No es suelo lo que preocupa, sino el privilegio del hombre-colchoneta, sólo sus pesas tienen voz en el gimnasio. La libertad de expresión, en el caso de las mancuernas, es censitaria.

Por supuesto, no existe un grito legítimo para la mujer: “Yo no lo identifiqué, el grito legítimo para la mujer está fuera del gimnasio”, confiesa Mora. La mejor prueba la ofrece la mujer culturista. La presencia de una mujer de este tipo crea el caos y la confusión. Ella ratifica que la naturaleza del cuerpo femenino no es la esbeltez suave y la debilidad, sino que son las rutinas las que diseñan esa apariencia. Según el investigador catalán, al compartir el lugar con una culturista los hombres sienten un atentado contra su identidad. La complexión que, de forma más o menos consciente, ellos perciben como prueba de su superioridad, de pronto, aparece fuera de sitio: “A GymA acudía una culturista, ellos la veían con hostilidad o con ostracismo. Aquel no era un lugar especializado en culturismo y siempre la vi sola, no hablaba con nadie”.

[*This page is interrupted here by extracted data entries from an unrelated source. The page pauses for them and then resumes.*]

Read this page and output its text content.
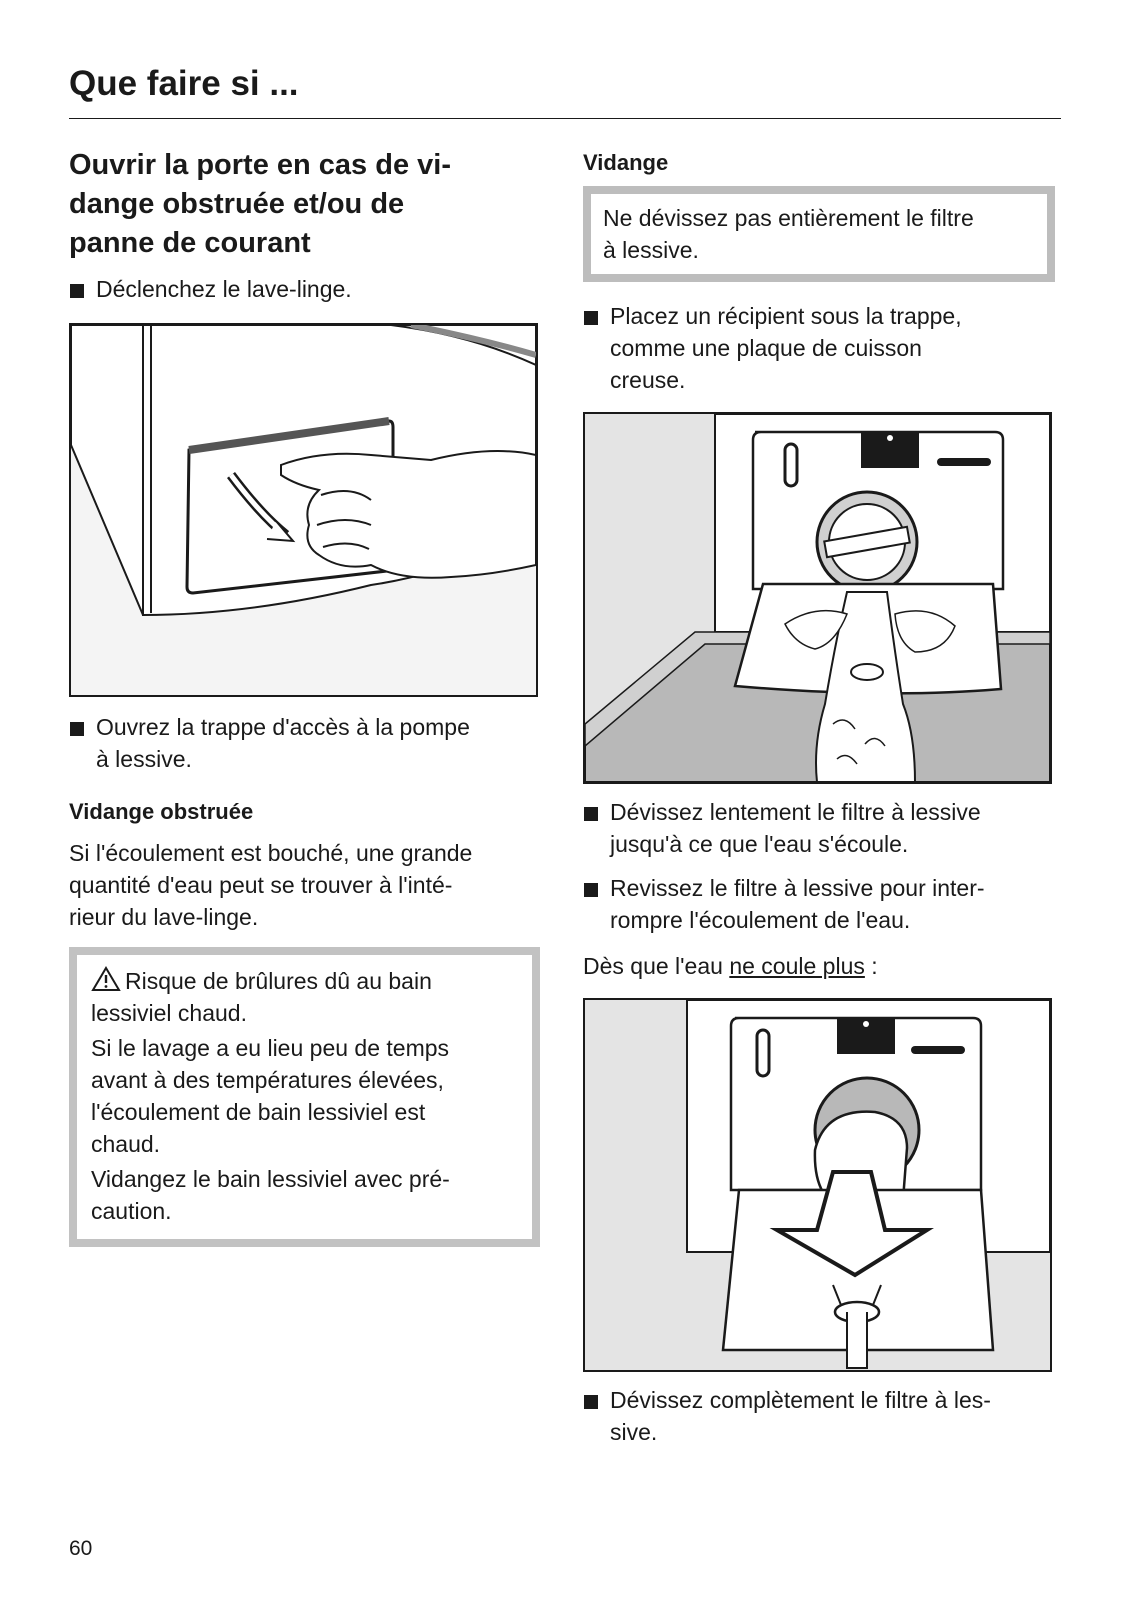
Que faire si ...
Ouvrir la porte en cas de vi-
dange obstruée et/ou de
panne de courant
Déclenchez le lave-linge.
Ouvrez la trappe d'accès à la pompe
à lessive.
Vidange obstruée

Si l'écoulement est bouché, une grande
quantité d'eau peut se trouver à l'inté-
rieur du lave-linge.

Risque de brûlures dû au bain
lessiviel chaud.

Si le lavage a eu lieu peu de temps
avant à des températures élevées,
l'écoulement de bain lessiviel est
chaud.

Vidangez le bain lessiviel avec pré-
caution.

Vidange
Ne dévissez pas entièrement le filtre
à lessive.
Placez un récipient sous la trappe,
comme une plaque de cuisson
creuse.
Dévissez lentement le filtre à lessive
jusqu'à ce que l'eau s'écoule.
Revissez le filtre à lessive pour inter-
rompre l'écoulement de l'eau.

Dès que l'eau ne coule plus :

Dévissez complètement le filtre à les-
sive.
60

“El grito legítimo para la mujer está fuera del gimnasio”

No hay mayor instinto que el de defender la identidad, y más si es una identidad privilegiada. La reacción de ellos era basurizar a la mujer, sacarla de la normalidad (de nuevo, de lo legítimo) a base de cuestionamientos y de burlas. Se hacían corrillos, la vigilaban de soslayo: “Mira ésta, de dónde ha salido, mira, mira, qué hace, adónde va…”. Se reían o, incluso, trataban de desautorizarla, de bajarla de esa situación corporal que ellos, mentalmente, asocian a la cúpula de la jerarquía, a través de la fantasía sexual: “¡Uy, pues ésta en la cama te destroza…!”. En su imaginario, el sexo es un terreno de dominio masculino, y así luchaban por domar algo que se les escapaba, que no atinaban a soportar: la evidencia de que el cuerpo femenino también puede competir en fuerza.

Aquella mujer culturista que no hablaba con nadie en el GymA se ejercitaba con pesos descomunales, pero jamás le asomó un grito a la boca.